= Constantin Andronikof =

French diplomat, Christian writer and translator

Prince Constantin Eseevich Andronikof (Константин Ясеевич Андроников, Konstantin Eseevich Andronikov; კონსტანტინე ანდრონიკაშვილი, Konstantine Andronikashvili) (16 July 1916 – 12 September 1997) was a French diplomat, Christian writer and translator.

==Biography==

Constantin Eseevich Andronikof was born in Russia on 16 July 1916, in St. Petersburg, into an established Georgian family, the Andronikashvili. His father, Iesse Ivanovich Andronicov, was an officer in the Imperial Russian army; and his father's sister, Salomea Andronikova (1888-1982), was a prominent socialite in the Silver Age of Russian culture and an inspiration for many Russian modernist poets and artists. During the Russian Civil War his aunt Salomea fled to Paris, and in 1920 the boy Constantin, in the arms of his mother, also fled to France; but his father, Jesse, was arrested and imprisoned by the Bolsheviks, and was later shot during the Great Purge of 1937.

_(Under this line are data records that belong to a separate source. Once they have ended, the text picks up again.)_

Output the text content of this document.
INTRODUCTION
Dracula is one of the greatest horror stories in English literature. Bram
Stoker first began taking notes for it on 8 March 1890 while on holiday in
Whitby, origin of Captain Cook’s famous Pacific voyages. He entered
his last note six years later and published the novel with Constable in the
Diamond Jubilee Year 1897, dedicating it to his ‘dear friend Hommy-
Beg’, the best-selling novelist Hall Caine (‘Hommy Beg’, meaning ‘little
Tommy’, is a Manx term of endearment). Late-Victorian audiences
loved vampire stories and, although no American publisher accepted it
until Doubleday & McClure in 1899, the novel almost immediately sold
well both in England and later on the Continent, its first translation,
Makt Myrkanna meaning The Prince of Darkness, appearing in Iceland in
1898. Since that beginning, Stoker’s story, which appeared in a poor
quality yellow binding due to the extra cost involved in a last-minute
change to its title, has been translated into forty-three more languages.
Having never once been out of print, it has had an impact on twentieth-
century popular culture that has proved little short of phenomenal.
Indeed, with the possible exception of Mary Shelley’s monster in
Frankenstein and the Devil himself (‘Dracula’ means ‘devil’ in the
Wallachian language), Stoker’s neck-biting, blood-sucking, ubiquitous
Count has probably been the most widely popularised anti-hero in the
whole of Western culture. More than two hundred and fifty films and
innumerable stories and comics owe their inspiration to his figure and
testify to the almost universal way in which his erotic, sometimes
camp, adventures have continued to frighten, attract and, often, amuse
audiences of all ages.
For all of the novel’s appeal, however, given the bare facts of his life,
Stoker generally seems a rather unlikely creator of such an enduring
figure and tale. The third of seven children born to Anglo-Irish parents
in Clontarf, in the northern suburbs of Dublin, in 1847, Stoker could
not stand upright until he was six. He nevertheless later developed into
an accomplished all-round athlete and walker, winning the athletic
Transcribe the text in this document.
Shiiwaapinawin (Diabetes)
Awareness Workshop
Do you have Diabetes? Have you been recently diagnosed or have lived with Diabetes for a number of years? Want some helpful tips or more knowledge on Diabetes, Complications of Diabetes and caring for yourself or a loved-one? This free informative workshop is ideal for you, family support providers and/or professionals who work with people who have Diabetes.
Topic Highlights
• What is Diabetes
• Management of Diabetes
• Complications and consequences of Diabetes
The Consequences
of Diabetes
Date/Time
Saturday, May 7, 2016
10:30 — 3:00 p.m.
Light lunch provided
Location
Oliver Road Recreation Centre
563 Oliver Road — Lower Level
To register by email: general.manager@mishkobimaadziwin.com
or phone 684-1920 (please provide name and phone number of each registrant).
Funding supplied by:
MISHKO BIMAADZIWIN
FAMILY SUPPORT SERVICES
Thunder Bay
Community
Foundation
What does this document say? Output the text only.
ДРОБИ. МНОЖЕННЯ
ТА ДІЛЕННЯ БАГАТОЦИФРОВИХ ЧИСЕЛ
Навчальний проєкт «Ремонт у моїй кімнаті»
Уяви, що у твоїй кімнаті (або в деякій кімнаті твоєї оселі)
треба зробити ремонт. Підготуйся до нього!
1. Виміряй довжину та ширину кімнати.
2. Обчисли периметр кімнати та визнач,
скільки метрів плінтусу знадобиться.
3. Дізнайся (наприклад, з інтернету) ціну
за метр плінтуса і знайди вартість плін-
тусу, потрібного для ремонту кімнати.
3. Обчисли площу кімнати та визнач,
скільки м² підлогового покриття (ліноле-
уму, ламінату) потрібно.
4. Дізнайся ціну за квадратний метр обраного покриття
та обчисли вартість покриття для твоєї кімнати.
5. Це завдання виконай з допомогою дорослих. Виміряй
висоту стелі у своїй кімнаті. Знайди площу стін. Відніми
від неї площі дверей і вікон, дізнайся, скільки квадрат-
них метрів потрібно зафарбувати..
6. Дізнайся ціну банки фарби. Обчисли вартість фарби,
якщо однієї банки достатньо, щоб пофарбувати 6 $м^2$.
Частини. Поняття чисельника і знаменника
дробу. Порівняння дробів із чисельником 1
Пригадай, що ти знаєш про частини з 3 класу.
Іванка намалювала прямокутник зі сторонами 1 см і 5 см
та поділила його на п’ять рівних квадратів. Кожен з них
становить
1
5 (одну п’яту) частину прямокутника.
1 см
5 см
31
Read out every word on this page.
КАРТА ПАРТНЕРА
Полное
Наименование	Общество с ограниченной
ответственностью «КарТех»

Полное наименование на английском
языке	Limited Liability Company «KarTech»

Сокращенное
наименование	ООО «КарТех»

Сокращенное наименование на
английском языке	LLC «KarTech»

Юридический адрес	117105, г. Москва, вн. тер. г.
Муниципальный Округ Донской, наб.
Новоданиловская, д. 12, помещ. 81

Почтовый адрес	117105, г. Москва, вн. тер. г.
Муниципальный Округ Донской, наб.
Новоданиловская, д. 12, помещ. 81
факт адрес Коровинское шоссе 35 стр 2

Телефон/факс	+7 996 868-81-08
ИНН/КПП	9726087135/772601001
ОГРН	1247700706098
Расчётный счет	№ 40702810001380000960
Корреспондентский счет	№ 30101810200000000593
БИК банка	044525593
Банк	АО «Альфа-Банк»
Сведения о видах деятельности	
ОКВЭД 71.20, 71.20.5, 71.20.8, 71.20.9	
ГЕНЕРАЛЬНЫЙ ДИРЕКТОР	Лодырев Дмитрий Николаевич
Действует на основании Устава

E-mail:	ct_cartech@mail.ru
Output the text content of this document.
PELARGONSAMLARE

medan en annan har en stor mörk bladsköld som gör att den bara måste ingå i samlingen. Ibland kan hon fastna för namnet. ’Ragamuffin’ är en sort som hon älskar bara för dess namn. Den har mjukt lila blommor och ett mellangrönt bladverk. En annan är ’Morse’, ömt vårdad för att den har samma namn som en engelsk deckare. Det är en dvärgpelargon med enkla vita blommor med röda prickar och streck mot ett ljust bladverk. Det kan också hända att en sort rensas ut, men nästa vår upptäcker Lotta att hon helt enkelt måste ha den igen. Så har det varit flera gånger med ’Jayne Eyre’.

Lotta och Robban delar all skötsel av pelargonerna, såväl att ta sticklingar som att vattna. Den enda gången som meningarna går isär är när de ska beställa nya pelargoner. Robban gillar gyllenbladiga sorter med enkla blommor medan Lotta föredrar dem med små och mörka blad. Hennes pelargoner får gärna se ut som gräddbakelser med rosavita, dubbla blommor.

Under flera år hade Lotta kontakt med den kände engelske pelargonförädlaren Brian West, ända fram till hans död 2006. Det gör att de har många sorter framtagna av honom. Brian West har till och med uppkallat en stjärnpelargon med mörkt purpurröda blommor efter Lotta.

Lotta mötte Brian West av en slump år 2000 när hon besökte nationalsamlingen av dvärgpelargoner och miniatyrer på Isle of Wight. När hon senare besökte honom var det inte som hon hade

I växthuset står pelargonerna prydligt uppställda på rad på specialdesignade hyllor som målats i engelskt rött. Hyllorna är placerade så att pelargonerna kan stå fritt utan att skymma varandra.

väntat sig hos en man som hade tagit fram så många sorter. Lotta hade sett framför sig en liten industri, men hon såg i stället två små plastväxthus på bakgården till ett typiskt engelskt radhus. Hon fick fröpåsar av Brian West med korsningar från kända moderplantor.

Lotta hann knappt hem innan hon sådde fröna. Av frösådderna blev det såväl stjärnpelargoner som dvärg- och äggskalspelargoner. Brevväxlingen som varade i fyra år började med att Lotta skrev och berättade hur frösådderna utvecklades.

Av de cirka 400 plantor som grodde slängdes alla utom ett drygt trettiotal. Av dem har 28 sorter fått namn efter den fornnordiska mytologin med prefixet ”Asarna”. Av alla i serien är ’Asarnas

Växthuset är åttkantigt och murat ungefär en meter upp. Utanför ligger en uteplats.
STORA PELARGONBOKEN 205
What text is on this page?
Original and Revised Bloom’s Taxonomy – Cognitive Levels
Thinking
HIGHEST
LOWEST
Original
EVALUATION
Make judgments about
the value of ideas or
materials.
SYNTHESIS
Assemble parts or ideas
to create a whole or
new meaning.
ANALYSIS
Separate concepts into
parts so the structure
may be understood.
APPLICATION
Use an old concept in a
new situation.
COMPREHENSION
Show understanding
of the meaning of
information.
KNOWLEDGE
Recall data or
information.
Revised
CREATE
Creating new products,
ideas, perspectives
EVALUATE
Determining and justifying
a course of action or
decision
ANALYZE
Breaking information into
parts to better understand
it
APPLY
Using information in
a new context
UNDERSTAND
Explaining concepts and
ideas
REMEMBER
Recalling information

Constantin Andronikof was educated in France. He graduated in philosophy and literature from the University of Paris in 1940, and from the St. Sergius Orthodox Theological Institute in 1944.

He later worked for the French Ministry of Foreign Affairs, and served as an English and Russian interpreter to a number of French Presidents including President de Gaulle. In 1953, together with Hans Jacob and Andre Kaminker, he founded AIIC, The International Association of Conference Interpreters.

Andronikof became best known as a prolific French translator of Russian Christian thinkers, especially of the theological works of Fr. Sergei Bulgakov. He published several works on Christian festivals. From 1991 to 1993 Andronikof served as dean of St. Sergius Orthodox Theological Institute in Paris.

He died on 12 September 1997, in Paris.

== Works ==
- Le sens des fetes: T. 1. Le cycle fixe (1970. Cerf, Paris), 309 p.
- Les Notes apologetiques
- Le sens des fetes: T. 2. Le cycle pascal (1985. L'age d'homme, Lausanne)
- Le sens de la Liturgie: La relation entre Dieu et l'homme (1988. Cerf, Paris), 322 p.